41La troisième partie « Existence collective, technique & numérique » reconnaît la place de l’expansion technique au sein de notre existence, part décisive de notre Umwelt. Justine Simon explore ainsi dans les pratiques numériques de masse les interactions symboliques, (ethos et degrés d’extimité) qui se déploient dans les publications des photos de chats sur le web. Ylan Damerose, reconnaissant un statut actantiel fondateur à l’énergie, propose d’inverser la rection humain > animal en animal > humain. Elle analyse ainsi trois modèles de sociétés animales alliant décentralisation et pratiques d’autonomie collaborative, pour penser l’invention de nouvelles formes de production, de gestion et de consommation de l’énergie humaine. Everardo Reyes propose enfin une réflexion sur la complexité des couches de signification sous-jacentes aux objets informatiques, en s’appuyant notamment sur une œuvre artistique capable de promouvoir une conscience hydrologique des phénomènes perceptibles aux animaux mais invisibles à l’œil humain.
42La dernière partie, « Les collectifs, aux prises avec l’imaginaire », clôt ce volume d’actes, en rappelant la présence de l’imaginaire humain qui accompagne toute interaction entre existences collectives, avec la force ambivalente de la symbolisation, entre émancipation et enfermement.

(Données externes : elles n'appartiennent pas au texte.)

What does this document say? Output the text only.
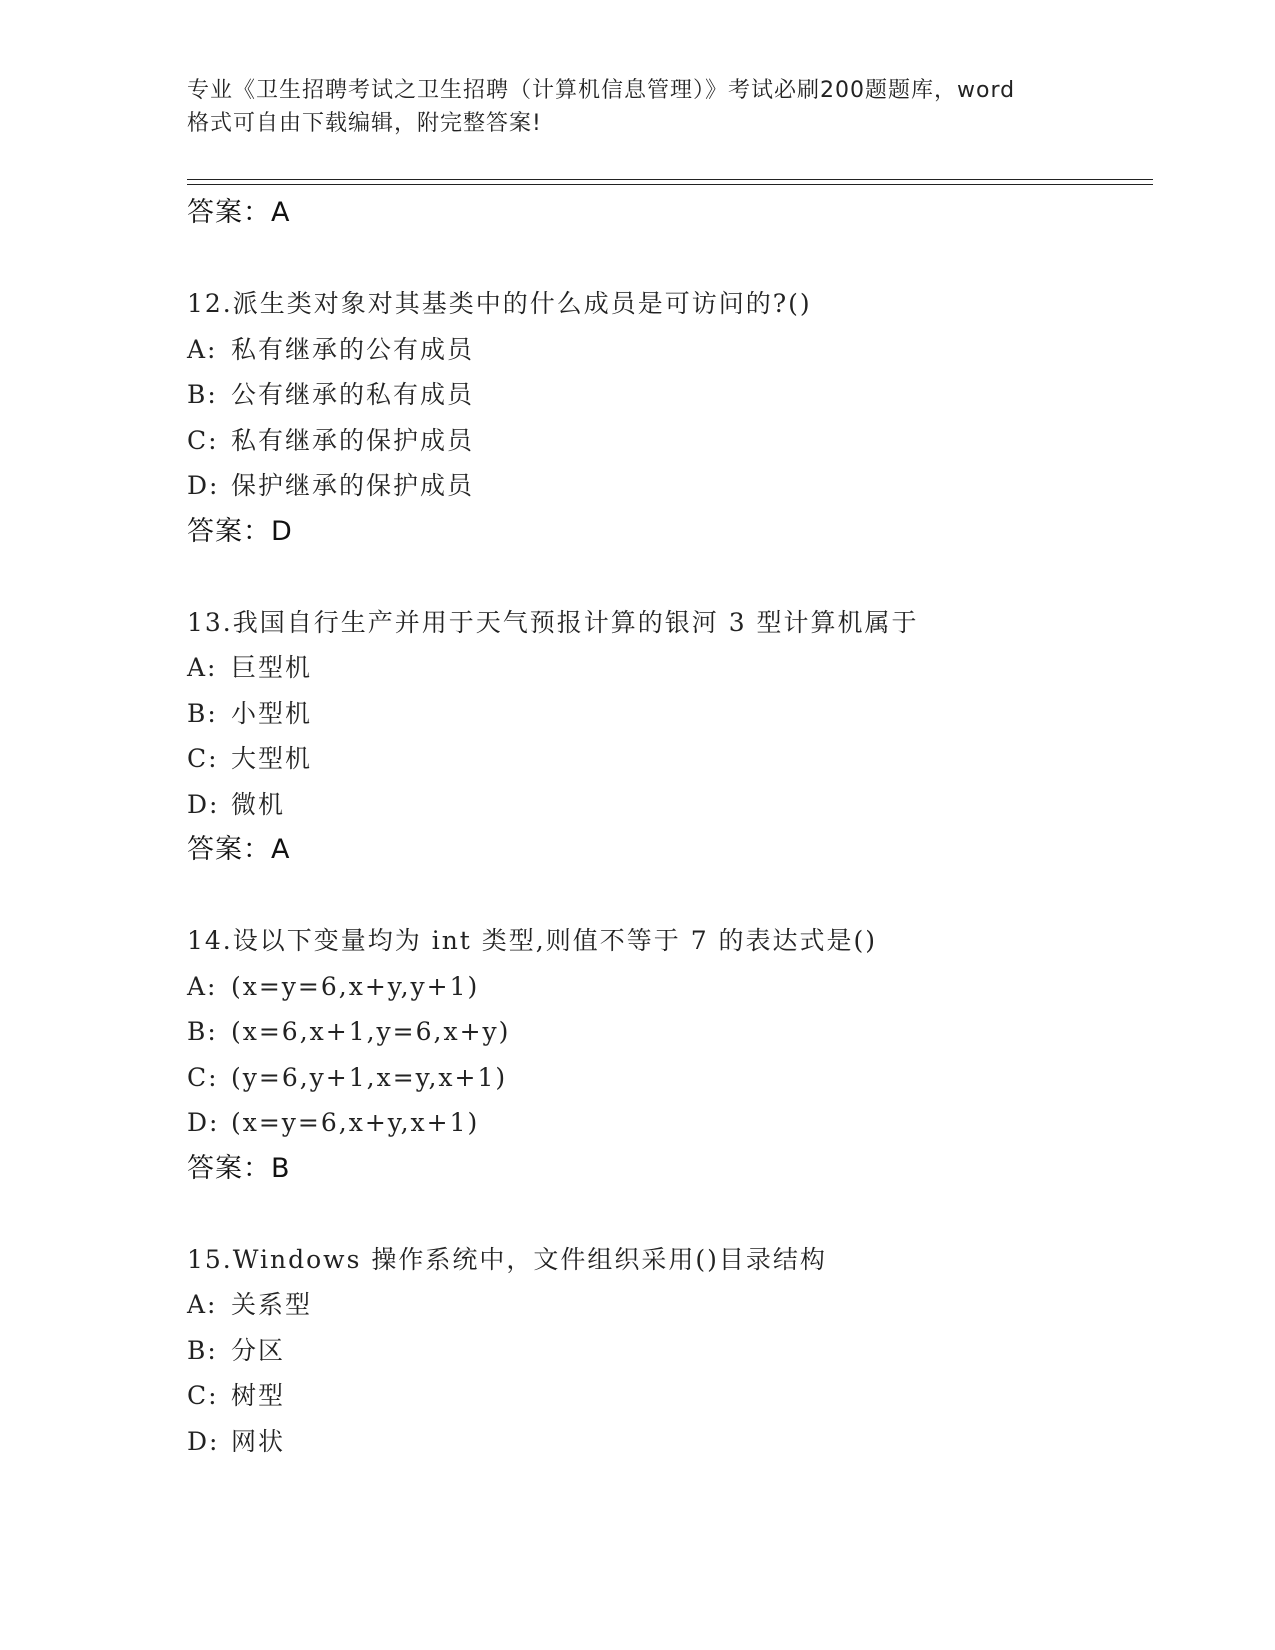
专业《卫生招聘考试之卫生招聘（计算机信息管理）》考试必刷200题题库，word
格式可自由下载编辑，附完整答案!
答案：A
12.派生类对象对其基类中的什么成员是可访问的?()
A: 私有继承的公有成员
B: 公有继承的私有成员
C: 私有继承的保护成员
D: 保护继承的保护成员
答案：D
13.我国自行生产并用于天气预报计算的银河 3 型计算机属于
A: 巨型机
B: 小型机
C: 大型机
D: 微机
答案：A
14.设以下变量均为 int 类型,则值不等于 7 的表达式是()
A: (x=y=6,x+y,y+1)
B: (x=6,x+1,y=6,x+y)
C: (y=6,y+1,x=y,x+1)
D: (x=y=6,x+y,x+1)
答案：B
15.Windows 操作系统中，文件组织采用()目录结构
A: 关系型
B: 分区
C: 树型
D: 网状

Marine Siguier interroge la signification de l’image animale au travers d’un bestiaire de statues érigées dans l’espace public, en se demandant si elles inventent des nouvelles sociabilités ou si elles figent l’animal dans un symbolisme stéréotypé. Fréféric Weigel analyse comment un nouvel animisme, impliquant une relation fusionnelle avec l’animal, est proposé comme une clef de compréhension ambiguë de l’esthétique et du mode de vie collectifs japonais dans l’exposition Fukami (2018). Arthur Ségard et Nicole Grimaldi examinent la puissance invasive des insectes dans la culture de masse à travers des films de science-fiction, où leur usage tropologique — métaphore, allégorie, prosopopée — soutient et exalte, par une rhétorique du nuisible, des présupposés idéologiques et politiques. Denis Bertrand enfin s’appuie sur la compétence méta-sémiotique humaine pour poser la question de l’anthropomorphisation des existences animales et de leur représentation. Il l’illustre par l’analyse de deux discours axiologiquement opposés, romanesque et éthologique, sur les cachalots (Jules Verne et François Sarano). Élargissant le problème, il sollicite le concept sémiotique de « forme de vie » pour envisager les relations entre les existences collectives, tout en réservant la part de fiction inhérente au collectif humain.